Bem, o dito texto é da autoria de João Miguel Tavares, o qual vai ficar felicíssimo por eu citar o seu nome, pois que vive à procura de quem lhe dê importância e relevância. Mas vale a pena ultrapassar isso porque esta citação o justifica: “Nós, as elites, não percebemos nada de nada... As elites artísticas, intelectuais, jornalísticas, têm de meter na cabeça de uma vez por todas que a sua influência sobre o povo, na hora do voto, é nula. Que os seus poderes de mediação e de persuasão, na era das redes, se evaporaram de vez”. Eu não sei o que mais me dá vontade de rir — ou de sorrir de tristeza. Se é ver alguém auto-arvorar-se em elite — uma daquelas coisas que, quando se é, não precisa de ser dita, e quando se diz, é porque não se é. Se é vê-lo pensar que descobriu a pólvora, com o triunfo da multidão das redes sociais sobre as “elites” — isto é, aqueles que leram, que não se contentam em ser informados pelas “verdades” das redes sociais, que reflectiram — coisa sobre a qual (agora, peço eu desculpa) venho escrevendo há anos, com a qual José Pacheco Pereira começou por ser grande entusiasta antes de arrepiar caminho, e de que José Manuel Fernandes, menos inteligente, ainda continua entusiasta, e que Umberto Eco arrasou há tempos num texto demolidor. Ou, enfim, por vê-lo ir a correr, de corda ao pescoço, juntar-se à multidão das redes sociais a tempo de apanhar o último vagão do comboio, proclamando, ofegante: “Eu estou convosco! Eu, membro da elite bem pensante, compreendo-vos. Compreendo o Bolsonaro, o Orbán, a Le Pen, o Salvini, o Trump, tudo, todos! Vocês são o povo e a função das elites é estar ao lado do povo”. É o pensamento profundo de Lord Darlington, drasticamente invertido por este nosso pensador profundo. Só falta querer retirar o direito de voto àqueles, como eu, que sabem o que é a inflação mas não frequentam redes sociais.

2. O juiz Sérgio Moro, o herói da Lava Jato, o Carlos Alexandre tropical, e que presumo que seja também um dos ídolos de referência de João Miguel Tavares, não resistiu ao convite de Bolsonaro para ser ministro da Justiça do seu governo. Com isso, não fez mais do que arrancar uma máscara colada com cuspo. Primeiro, mostrou que entre a magistratura e a política, a sua verdadeira ambição era a política e a primeira serviu-lhe de trampolim para a segunda.
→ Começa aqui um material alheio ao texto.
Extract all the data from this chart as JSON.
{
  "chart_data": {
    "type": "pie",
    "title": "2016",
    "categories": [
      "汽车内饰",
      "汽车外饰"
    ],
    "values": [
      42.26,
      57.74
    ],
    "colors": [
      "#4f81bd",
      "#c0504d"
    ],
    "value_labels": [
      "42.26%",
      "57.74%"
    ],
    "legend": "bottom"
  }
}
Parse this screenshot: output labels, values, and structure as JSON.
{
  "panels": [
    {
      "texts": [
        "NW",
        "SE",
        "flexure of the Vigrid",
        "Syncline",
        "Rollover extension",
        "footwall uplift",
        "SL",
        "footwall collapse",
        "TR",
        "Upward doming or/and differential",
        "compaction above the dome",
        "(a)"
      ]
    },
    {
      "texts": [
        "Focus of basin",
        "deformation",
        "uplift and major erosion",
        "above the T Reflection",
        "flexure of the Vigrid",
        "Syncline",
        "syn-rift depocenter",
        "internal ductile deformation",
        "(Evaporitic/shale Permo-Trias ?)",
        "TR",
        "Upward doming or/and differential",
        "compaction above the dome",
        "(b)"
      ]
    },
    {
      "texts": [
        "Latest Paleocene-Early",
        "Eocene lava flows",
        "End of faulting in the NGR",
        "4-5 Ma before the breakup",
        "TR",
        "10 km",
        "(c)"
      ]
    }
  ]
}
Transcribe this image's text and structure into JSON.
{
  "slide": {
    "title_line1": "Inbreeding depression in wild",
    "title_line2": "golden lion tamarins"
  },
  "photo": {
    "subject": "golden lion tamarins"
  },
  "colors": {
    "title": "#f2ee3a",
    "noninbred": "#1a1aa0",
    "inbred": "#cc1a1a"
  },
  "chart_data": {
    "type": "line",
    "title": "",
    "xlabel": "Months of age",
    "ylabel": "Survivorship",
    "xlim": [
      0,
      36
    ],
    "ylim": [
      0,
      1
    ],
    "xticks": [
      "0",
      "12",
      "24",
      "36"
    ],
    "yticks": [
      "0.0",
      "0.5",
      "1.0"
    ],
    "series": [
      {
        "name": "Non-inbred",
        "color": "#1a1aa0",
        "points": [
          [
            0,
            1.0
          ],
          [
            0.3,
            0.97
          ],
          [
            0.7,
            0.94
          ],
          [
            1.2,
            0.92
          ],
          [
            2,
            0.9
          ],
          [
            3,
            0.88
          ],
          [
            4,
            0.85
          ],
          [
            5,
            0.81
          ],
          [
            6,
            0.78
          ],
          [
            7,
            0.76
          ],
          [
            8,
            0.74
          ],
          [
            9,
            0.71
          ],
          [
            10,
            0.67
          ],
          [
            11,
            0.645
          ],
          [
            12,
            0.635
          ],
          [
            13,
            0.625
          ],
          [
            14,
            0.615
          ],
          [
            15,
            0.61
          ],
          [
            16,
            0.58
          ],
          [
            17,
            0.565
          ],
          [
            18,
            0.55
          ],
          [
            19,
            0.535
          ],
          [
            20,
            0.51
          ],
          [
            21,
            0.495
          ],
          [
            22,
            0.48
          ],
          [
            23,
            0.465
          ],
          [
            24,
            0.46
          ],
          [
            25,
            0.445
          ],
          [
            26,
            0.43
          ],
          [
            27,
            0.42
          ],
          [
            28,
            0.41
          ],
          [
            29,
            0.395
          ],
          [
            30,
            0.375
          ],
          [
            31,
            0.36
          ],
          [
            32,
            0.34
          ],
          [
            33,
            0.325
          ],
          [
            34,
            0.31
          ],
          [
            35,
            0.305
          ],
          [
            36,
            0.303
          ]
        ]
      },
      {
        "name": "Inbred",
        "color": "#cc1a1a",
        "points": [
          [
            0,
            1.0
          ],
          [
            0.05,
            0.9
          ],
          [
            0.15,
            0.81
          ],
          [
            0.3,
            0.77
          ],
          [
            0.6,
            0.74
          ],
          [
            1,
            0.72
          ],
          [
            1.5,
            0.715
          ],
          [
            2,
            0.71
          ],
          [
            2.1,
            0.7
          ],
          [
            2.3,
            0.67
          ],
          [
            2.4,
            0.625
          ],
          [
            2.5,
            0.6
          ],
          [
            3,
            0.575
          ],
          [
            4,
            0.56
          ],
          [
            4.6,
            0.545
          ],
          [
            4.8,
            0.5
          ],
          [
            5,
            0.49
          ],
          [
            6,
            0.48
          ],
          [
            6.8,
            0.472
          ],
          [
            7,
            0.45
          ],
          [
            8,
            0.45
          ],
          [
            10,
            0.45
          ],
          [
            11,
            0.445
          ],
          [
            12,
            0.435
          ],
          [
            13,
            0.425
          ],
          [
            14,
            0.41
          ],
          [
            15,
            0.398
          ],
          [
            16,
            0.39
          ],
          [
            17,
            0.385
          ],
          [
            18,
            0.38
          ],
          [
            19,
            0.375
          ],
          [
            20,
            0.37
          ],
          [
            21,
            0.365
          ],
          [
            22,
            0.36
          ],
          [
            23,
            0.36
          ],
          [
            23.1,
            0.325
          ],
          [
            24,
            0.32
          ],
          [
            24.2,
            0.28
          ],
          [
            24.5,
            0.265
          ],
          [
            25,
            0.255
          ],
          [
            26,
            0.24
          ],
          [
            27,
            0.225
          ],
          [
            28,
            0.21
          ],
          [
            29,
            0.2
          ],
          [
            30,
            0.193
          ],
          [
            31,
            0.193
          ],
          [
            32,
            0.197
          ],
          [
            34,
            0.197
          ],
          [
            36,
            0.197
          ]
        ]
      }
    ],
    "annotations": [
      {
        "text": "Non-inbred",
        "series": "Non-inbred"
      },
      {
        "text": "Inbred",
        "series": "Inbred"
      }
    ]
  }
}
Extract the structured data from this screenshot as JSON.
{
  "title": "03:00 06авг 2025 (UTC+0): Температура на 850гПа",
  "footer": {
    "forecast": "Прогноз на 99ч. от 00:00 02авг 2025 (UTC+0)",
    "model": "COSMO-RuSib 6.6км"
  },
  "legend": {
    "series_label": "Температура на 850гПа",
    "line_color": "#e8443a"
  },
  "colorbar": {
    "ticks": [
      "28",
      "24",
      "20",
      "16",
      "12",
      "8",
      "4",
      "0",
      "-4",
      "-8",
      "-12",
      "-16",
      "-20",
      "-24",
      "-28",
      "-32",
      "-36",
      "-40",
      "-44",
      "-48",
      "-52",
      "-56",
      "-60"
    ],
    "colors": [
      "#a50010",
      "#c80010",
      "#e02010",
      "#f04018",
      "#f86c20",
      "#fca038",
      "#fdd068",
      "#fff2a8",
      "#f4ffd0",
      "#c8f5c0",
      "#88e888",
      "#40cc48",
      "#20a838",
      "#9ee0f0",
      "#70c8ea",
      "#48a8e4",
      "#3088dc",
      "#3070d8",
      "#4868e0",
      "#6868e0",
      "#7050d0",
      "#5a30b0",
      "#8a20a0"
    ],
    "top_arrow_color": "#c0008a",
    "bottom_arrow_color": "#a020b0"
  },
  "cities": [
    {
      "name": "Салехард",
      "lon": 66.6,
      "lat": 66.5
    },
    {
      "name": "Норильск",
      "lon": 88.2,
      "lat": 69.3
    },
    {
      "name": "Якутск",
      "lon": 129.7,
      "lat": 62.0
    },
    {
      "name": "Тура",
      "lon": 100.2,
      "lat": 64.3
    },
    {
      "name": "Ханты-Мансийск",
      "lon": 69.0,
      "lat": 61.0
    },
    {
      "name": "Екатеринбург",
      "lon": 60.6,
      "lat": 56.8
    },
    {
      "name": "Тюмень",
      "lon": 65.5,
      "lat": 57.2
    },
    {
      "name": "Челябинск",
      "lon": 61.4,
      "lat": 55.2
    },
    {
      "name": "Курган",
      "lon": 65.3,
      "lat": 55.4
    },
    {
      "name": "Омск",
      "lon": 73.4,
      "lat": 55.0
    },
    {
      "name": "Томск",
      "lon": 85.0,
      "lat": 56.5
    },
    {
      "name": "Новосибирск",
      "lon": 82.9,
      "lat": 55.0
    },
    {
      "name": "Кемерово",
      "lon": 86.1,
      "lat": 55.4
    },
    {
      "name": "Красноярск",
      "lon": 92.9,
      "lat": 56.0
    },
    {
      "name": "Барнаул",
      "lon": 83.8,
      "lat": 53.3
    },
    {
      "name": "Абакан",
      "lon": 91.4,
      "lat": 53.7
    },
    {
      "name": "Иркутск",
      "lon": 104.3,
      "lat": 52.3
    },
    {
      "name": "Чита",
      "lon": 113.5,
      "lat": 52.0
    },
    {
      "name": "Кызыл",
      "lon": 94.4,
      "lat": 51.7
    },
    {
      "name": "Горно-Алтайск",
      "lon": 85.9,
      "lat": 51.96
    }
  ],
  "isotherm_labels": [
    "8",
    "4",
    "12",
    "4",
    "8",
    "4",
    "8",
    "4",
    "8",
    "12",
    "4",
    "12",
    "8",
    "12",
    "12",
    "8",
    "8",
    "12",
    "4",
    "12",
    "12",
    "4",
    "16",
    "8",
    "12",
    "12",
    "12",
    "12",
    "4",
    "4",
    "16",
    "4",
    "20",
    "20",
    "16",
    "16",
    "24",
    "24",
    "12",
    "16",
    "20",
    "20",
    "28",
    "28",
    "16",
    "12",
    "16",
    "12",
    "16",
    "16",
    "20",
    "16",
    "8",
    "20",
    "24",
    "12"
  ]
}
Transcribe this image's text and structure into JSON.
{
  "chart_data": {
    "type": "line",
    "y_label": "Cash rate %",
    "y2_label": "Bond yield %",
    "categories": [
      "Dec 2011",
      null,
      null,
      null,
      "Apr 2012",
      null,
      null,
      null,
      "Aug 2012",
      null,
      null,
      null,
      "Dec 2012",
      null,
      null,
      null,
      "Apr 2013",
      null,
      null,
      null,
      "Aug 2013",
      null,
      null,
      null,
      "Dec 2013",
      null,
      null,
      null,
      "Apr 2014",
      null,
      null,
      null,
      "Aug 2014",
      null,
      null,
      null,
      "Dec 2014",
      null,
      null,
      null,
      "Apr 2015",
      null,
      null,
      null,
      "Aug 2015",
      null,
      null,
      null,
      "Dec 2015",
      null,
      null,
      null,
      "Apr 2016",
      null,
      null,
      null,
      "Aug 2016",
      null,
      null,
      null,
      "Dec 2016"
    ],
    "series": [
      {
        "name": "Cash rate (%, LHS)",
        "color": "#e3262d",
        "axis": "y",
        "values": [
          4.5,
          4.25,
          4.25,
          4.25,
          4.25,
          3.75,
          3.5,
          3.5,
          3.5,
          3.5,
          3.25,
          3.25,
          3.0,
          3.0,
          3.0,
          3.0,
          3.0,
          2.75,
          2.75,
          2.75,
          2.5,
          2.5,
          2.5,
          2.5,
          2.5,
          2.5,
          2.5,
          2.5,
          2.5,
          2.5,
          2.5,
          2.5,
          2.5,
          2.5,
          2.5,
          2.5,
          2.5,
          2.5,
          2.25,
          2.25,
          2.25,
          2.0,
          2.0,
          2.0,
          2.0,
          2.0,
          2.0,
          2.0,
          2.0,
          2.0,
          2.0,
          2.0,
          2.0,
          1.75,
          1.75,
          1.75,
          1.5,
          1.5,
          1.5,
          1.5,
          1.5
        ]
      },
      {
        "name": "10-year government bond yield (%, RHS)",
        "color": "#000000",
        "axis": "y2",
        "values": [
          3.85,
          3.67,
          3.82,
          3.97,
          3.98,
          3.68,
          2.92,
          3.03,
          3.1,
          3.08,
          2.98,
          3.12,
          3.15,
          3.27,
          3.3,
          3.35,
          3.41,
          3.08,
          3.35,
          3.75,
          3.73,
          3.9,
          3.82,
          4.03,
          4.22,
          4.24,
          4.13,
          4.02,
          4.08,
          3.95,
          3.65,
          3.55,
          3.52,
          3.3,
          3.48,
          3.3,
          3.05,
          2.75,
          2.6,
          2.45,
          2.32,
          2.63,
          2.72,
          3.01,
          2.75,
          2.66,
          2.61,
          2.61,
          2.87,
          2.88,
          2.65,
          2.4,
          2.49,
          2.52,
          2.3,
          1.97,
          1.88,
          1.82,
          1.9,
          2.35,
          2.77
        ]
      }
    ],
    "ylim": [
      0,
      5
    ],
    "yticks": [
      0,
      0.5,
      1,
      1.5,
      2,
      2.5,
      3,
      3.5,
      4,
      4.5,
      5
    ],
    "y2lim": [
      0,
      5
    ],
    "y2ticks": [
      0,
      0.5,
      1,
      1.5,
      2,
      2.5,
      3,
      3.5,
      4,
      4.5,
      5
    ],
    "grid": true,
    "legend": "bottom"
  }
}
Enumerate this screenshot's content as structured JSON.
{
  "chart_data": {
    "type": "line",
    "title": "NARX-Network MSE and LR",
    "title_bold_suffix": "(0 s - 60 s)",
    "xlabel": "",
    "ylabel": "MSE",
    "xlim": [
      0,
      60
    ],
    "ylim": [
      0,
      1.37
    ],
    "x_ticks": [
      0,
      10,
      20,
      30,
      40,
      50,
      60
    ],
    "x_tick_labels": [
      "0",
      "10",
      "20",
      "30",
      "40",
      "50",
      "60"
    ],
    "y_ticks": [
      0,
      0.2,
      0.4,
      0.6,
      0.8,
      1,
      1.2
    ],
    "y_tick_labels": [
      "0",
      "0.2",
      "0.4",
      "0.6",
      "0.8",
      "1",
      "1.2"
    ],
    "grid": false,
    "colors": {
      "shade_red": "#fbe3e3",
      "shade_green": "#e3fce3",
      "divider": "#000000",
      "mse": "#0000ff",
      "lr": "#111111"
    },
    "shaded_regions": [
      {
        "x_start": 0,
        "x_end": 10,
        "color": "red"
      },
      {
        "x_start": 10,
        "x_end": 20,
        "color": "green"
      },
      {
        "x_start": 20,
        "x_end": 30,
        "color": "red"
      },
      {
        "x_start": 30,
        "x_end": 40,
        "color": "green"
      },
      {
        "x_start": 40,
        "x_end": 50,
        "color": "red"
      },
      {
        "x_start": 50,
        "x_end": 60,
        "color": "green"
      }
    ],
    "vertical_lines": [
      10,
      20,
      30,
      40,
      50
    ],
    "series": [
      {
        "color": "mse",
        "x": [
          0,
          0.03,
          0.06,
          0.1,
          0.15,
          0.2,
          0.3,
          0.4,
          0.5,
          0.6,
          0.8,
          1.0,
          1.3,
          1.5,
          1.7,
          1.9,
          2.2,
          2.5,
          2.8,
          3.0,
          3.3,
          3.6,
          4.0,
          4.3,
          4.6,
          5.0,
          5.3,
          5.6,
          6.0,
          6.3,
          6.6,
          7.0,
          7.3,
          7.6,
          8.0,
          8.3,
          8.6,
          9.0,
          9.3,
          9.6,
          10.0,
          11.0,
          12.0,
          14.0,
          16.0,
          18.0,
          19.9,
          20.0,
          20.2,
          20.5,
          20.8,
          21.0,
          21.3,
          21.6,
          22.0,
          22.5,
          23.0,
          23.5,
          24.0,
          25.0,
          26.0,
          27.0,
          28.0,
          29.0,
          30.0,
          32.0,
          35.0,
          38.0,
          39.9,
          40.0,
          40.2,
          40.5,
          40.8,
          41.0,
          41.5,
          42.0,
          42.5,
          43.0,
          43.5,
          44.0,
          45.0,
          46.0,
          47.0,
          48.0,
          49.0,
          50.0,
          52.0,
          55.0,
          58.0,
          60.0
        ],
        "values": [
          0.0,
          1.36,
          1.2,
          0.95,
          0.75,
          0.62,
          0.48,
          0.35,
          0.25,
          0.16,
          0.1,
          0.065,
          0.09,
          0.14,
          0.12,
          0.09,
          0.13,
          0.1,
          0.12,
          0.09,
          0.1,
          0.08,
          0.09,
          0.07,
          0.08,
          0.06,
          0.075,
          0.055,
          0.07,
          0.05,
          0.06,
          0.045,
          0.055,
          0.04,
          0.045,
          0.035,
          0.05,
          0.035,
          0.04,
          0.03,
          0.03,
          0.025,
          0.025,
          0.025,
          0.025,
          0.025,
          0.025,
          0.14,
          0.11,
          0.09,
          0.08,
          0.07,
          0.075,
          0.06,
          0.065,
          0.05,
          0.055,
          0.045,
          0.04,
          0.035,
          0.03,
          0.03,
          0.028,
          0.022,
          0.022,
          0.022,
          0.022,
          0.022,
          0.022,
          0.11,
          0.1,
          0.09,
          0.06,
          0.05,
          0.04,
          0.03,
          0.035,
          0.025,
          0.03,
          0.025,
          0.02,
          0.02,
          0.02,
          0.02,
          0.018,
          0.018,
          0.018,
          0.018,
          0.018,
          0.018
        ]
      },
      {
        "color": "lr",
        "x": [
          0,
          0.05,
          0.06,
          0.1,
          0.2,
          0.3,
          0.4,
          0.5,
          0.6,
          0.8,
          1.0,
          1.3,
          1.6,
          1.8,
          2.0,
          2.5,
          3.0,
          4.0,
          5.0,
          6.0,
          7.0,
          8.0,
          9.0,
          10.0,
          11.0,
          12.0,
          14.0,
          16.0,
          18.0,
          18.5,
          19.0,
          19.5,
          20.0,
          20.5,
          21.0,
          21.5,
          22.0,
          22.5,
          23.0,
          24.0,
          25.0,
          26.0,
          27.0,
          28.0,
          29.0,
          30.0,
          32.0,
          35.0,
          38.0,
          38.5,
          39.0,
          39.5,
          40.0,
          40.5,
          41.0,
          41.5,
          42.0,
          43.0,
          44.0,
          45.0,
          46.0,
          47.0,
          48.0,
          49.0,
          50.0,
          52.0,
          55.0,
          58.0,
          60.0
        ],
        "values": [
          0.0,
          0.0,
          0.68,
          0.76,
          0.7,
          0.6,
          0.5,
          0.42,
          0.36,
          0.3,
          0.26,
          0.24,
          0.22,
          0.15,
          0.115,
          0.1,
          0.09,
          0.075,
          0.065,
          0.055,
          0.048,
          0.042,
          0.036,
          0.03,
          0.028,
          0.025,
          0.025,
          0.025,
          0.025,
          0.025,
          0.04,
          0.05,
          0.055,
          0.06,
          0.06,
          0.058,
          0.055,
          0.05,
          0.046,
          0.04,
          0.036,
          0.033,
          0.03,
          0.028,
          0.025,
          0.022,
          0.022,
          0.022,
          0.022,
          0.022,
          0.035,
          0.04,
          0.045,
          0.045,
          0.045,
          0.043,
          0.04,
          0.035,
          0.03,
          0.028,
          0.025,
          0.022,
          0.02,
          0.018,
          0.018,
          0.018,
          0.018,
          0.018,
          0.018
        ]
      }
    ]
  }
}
Depois, mostrou que não foi por acaso que, poucos dias antes do impeachment de Dilma, revelou uma escuta telefónica de uma conversa entre ela e Lula, sem qualquer relevância processual e em clara violação da lei, com o intuito claro de influenciar a votação do Congresso contra Dilma — assim como depois, a poucos dias da primeira volta das presidenciais, em nova e descarada violação do segredo de justiça, revelou parte da delação premiada do ex-ministro de Lula, Antonio Palocci, com efeito determinante na votação do candidato do PT. Que a sua mulher tenha vindo depois apelar abertamente ao voto em Bolsonaro, já pouco podia espantar: este é o juiz que, sem nenhuma prova directa e baseado apenas em delações premiadas (isto é, testemunhos comprados), sozinho, investigou, acusou, despachou para julgamento, julgou, condenou e meteu na prisão o homem a quem todas as sondagens davam larga vantagem para voltar a ser Presidente do Brasil. Até pode ser que Lula seja culpado de tudo o que o acusam, o que ainda está por demonstrar à luz das normas de um Estado de direito, tal como eu o entendo. Mas o mínimo que se exigia a Sérgio Moro é que tivesse alguma noção de decoro e contenção nas suas ambições.»